> When you’re looking at a pre-training dataset in the frontier lab and you look at a random internet document, it’s total garbage. I don't even know how this works at all. It’s [stuff] like stock tickers, symbols, it's a huge amount of slop and garbage from like all the corners of the internet

Seems like there would be low hanging fruit in heavier pre processing then? Something deterministic like a reading level score. Or even a tiny model trained for the task to pick out good data?

▲

qrios 3 days ago | parent | next [-]

"low hanging" is relative. At least from my perspective. A significant part of my work involves cleaning up structured and unstructured data.

An example: More than ten years ago a friend of mine was fascinated by the german edition of the book "A Cultural History of Physics" by Károly Simonyi. He scanned the book (600+ pages) and created a PDF (nearly) same layout.

Against my advice he used Adobe tools for it instead of creating an epub or something like DocBook.

The PDF looks great, but the text inside is impossible to use as training data for a small LLM. The lines from the two columns are mixed and a lot of spaces are randomly placed (makes it particularly difficult because mathematical formulas often appear in the text itself).

After many attempts (with RegEx and LLMs), I gave up and rendered each page and had a large LLM extract the text.

▲

azath92 3 days ago | parent | prev | next [-]

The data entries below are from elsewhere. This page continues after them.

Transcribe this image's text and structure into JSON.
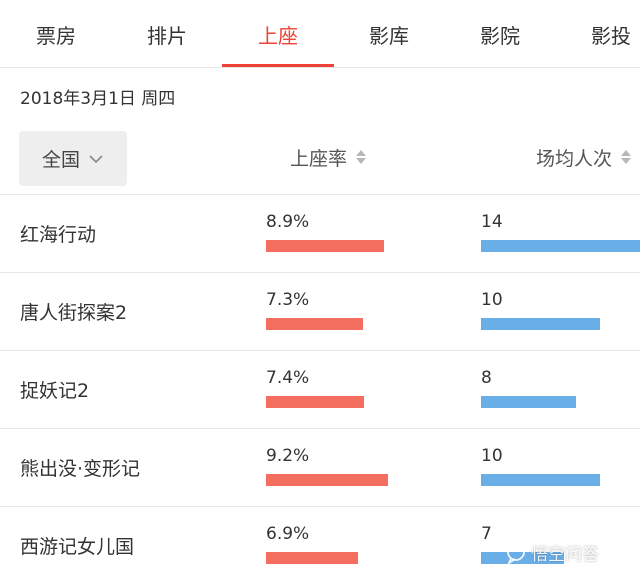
{
  "tabs": [
    {
      "label": "票房",
      "active": false
    },
    {
      "label": "排片",
      "active": false
    },
    {
      "label": "上座",
      "active": true
    },
    {
      "label": "影库",
      "active": false
    },
    {
      "label": "影院",
      "active": false
    },
    {
      "label": "影投",
      "active": false
    }
  ],
  "date": "2018年3月1日 周四",
  "region_filter": {
    "value": "全国",
    "icon": "chevron-down-icon"
  },
  "columns": [
    {
      "label": "上座率",
      "icon": "sort-icon"
    },
    {
      "label": "场均人次",
      "icon": "sort-icon"
    }
  ],
  "rows": [
    {
      "name": "红海行动",
      "rate": "8.9%",
      "rate_value": 8.9,
      "count": "14",
      "count_value": 14
    },
    {
      "name": "唐人街探案2",
      "rate": "7.3%",
      "rate_value": 7.3,
      "count": "10",
      "count_value": 10
    },
    {
      "name": "捉妖记2",
      "rate": "7.4%",
      "rate_value": 7.4,
      "count": "8",
      "count_value": 8
    },
    {
      "name": "熊出没·变形记",
      "rate": "9.2%",
      "rate_value": 9.2,
      "count": "10",
      "count_value": 10
    },
    {
      "name": "西游记女儿国",
      "rate": "6.9%",
      "rate_value": 6.9,
      "count": "7",
      "count_value": 7
    }
  ],
  "colors": {
    "accent": "#ef4238",
    "rate_bar": "#f36e5f",
    "count_bar": "#6aaee8"
  },
  "watermark": {
    "text": "悟空问答",
    "icon": "speech-bubble-icon"
  }
}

For small models this is for sure the way forward, there are some great small datasets out there (check out the tiny stories dataset that limits vocab to a certain age but keeps core reasoning inherent in even simple language https://huggingface.co/datasets/roneneldan/TinyStories https://arxiv.org/abs/2305.07759)

I have less concrete examples but my understanding is that dataset curation is for sure the way many improvements are gained at any model size. Unless you are building a frontier model, you can use a better model to help curate or generate that dataset for sure. TinyStories was generated with GPT-4 for example.

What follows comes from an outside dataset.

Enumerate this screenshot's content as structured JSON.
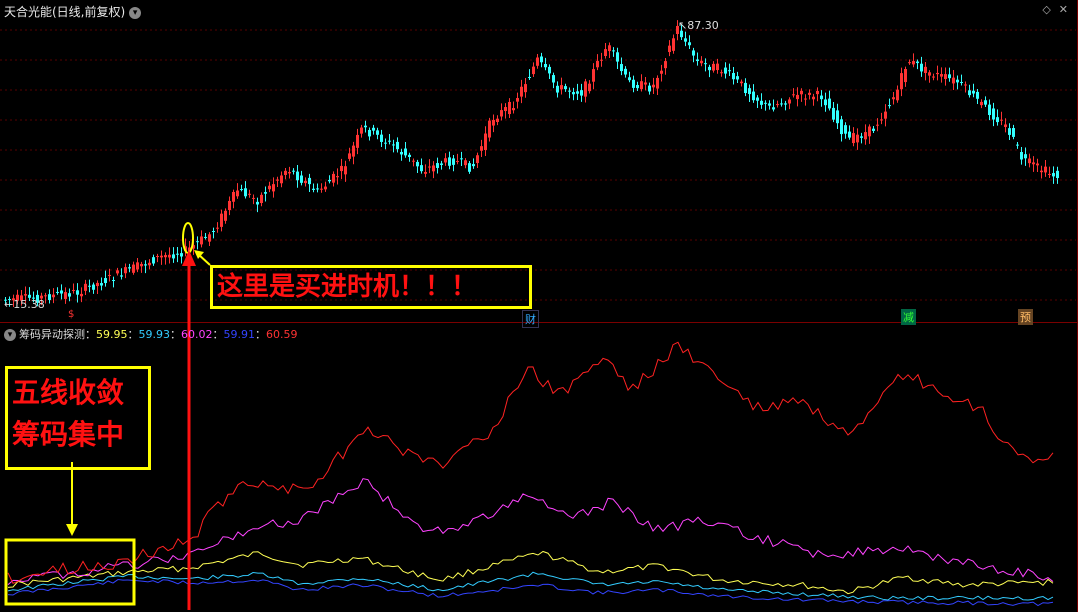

	▲	gpjt 3 days ago \| parent [-]
		OP here: one thing that surprised me in this experiment was that the model trained on the more curated FineWeb-Edu dataset was worse than the one trained on FineWeb. That is very counterintuitive to me.

▲

embedding-shape 3 days ago | parent | prev | next [-]

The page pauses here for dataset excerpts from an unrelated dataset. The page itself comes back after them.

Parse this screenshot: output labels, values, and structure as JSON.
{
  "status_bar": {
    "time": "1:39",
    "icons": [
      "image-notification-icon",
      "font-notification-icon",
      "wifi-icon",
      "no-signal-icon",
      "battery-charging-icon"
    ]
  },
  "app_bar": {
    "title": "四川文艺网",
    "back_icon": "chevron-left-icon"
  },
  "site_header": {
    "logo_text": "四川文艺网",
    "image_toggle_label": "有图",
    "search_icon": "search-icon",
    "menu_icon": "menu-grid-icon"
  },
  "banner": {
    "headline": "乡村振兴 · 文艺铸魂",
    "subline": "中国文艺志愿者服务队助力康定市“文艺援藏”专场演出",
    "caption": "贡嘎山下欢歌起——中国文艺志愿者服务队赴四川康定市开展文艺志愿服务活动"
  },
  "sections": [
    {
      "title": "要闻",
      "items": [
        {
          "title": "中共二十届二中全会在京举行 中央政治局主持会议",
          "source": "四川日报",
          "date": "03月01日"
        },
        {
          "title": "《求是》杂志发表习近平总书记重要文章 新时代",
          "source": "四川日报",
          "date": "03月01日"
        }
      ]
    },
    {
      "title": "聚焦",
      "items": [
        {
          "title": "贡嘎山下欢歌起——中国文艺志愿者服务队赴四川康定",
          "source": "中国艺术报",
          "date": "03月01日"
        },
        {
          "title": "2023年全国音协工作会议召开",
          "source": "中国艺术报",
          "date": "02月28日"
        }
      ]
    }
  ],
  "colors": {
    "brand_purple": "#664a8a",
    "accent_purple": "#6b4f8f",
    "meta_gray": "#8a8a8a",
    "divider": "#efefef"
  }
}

Makes me wonder what kind of model we could get if we just trained on Wikidata and similar datasets, but pre-processed to be natural language rather than just triplets of data.

▲

haolez 3 days ago | parent | prev | next [-]

If you can create this filtering model, you have created Skynet and solved AGI :D

▲

ACCount37 3 days ago | parent | prev [-]

Data filtering. Dataset curation. Curriculum learning. All already in use.

It's not sexy, it's not a breakthrough, but it does help.

▲

Havoc 3 days ago | parent | next [-]

> All already in use.

At the big labs that makes sense. Bit more puzzled by why it isn’t used in the toy projects. Certainly more complexity but seems like it would make a big difference

▲

famouswaffles 2 days ago | parent | prev [-]

Curriculum learning is not really a thing for these large SOTA LLM training runs (specifically pre-training). We know it would help, but ordering trillions of tokens of data in this way would be a herculean task.

	▲	ACCount37 2 days ago \| parent [-]
		I've heard things about pre-training optimization. "Soft start" and such. So I struggle to believe that curriculum learning is not a thing on any frontier runs. Sure, it's a lot of data to sift through, and the time and cost to do so can be substantial. But if you are already planning on funneling all of that through a 1T LLM? You might as well pass the fragments through a small classifier before you do that.